Demikian petikan kalimat Soekarno Presiden pertama RI, tapi 100 pemuda yang turun kejalan siang tadi jelas belum mampu membuat dunia terguncang, dan memang bukan itu tujuannya. Jum’at 2 Nopember 2012 kantor DPRA disesaki sejumlah masa yang menamakan diri dengan Gayo Merdeka, tuntutan mereka hanya satu yaitu mohon pertimbangkan kembali butir-butir atau poin-poin yang tercatat dalam rancangan Qanun Lembaga Wali Nanggroe (QLWN) yang sebagian isinya dirasa masih multi tafsir dan terkesan rasis.
Ratusan masa berteriak dari pagi hingga siang sampai perwakilan DPRA mau menjumpai mereka, pekikan demonstran tampak sahut menyahutT ‘apa dosa kami? Apa salah kami?
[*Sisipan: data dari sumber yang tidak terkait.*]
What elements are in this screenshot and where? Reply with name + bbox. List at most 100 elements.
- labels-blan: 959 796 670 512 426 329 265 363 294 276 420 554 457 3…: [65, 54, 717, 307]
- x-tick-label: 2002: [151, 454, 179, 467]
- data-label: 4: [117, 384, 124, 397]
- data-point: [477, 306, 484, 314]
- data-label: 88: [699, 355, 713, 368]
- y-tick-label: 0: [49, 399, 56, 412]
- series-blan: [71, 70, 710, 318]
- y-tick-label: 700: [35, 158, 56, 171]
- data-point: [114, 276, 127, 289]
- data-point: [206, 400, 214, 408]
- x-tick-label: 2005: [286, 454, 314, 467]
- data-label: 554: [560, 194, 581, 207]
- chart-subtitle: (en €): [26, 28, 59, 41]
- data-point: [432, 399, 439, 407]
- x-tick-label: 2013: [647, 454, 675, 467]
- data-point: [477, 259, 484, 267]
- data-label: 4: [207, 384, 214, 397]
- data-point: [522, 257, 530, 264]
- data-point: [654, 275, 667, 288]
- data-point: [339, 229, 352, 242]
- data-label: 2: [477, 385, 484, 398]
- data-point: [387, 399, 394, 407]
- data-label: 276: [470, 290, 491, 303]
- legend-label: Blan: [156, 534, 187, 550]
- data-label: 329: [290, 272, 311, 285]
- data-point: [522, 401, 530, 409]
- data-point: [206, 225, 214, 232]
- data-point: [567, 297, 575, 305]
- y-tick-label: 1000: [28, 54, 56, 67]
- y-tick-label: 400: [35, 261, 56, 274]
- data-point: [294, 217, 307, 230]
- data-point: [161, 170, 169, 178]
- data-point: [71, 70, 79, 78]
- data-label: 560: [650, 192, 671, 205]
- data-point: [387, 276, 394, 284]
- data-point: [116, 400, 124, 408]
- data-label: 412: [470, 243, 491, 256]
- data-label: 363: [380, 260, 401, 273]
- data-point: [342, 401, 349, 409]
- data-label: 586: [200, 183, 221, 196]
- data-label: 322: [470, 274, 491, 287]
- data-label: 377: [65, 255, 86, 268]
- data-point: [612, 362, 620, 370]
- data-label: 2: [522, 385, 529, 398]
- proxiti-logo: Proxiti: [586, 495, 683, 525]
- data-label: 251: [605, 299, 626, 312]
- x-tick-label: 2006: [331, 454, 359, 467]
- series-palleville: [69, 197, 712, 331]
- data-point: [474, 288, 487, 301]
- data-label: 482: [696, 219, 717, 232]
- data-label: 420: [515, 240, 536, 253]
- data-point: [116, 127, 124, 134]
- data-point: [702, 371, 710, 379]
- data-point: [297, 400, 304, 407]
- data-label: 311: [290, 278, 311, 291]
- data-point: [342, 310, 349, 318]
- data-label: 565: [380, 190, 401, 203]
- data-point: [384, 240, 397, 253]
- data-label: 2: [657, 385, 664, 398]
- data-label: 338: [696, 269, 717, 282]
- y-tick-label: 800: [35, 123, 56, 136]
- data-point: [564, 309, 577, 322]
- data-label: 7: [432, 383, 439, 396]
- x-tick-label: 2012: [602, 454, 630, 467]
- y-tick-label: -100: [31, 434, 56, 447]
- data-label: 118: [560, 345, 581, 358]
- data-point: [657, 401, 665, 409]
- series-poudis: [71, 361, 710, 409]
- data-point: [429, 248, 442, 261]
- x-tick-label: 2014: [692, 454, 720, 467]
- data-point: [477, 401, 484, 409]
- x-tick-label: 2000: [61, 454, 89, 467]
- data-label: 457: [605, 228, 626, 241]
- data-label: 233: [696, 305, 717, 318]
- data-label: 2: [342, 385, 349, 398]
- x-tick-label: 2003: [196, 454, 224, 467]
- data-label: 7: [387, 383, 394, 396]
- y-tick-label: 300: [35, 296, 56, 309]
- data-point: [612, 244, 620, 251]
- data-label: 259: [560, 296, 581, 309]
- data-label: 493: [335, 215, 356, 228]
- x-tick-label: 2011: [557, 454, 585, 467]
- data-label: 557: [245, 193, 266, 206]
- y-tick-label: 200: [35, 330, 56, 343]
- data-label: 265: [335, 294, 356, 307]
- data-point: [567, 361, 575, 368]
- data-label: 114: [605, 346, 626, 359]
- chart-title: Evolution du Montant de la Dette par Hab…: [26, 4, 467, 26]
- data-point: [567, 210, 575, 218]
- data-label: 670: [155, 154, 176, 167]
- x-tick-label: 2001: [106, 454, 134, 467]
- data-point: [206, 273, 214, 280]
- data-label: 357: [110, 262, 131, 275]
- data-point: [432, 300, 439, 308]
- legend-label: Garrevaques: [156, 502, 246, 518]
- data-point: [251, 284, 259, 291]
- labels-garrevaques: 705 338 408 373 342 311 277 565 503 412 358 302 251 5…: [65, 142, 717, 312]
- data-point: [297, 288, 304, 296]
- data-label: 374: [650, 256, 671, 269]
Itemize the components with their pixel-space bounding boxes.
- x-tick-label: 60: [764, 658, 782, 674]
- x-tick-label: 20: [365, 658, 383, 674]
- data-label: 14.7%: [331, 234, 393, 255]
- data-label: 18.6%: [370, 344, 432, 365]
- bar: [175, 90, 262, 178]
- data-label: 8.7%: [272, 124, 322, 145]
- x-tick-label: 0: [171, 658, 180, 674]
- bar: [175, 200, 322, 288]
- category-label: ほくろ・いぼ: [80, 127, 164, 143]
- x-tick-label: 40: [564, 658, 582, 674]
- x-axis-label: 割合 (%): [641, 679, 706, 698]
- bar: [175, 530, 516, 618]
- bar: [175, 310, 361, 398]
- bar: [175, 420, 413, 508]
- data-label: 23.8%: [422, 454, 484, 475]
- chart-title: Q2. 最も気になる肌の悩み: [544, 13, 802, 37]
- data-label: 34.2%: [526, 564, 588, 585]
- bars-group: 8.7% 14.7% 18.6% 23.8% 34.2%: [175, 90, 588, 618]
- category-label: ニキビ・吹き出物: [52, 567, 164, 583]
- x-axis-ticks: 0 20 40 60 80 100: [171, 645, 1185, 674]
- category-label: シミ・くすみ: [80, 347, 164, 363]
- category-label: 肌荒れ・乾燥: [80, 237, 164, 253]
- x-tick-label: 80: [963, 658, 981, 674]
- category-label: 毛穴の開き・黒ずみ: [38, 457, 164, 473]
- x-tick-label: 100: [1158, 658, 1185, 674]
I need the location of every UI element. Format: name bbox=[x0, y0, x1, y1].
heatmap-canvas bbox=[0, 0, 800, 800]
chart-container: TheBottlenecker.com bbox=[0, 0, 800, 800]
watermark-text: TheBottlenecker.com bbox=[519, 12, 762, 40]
Kenapa kami seperti dimusuhi’ demikian sebagian mereka berucap dan sebagian lain berteriak ‘Aceh tidak hanya 1 suku, Aceh ada 12 suku’ teriakan mereka bukan tanpa alasan, QLWN yang sedang dibahas hari itu memiliki poin yang mensyaratkan bahwa Wali Nanggroe, Waliyul’ahdi, Tuha Peut, Tuha Lapan dan pemangku jabatan yang lain haruslah mampu berbahasa Aceh dengan fasih dan baik, ini yang menjadi permasalahan.
Jika bahasa Aceh yang dimaksud adalah bahasanya suku Aceh, maka tentu ini akan terkesan melupakan suku-suku yang lain dan secara tidak langsung melarang suku yang lain (orang provinsi Aceh yang bukan keturunan suku Aceh) untuk dapat menjadi Wali Nanggroe. sedangkan nantinya Wali Nanggroe juga mempunyai wewenang di dalam wilayah-wilayah yang penduduknya bukan suku Aceh, sehingga masa Gayo Merdeka menyebutnya sebagai ‘upaya mengaburkan eksistensi suku-suku minoritas’.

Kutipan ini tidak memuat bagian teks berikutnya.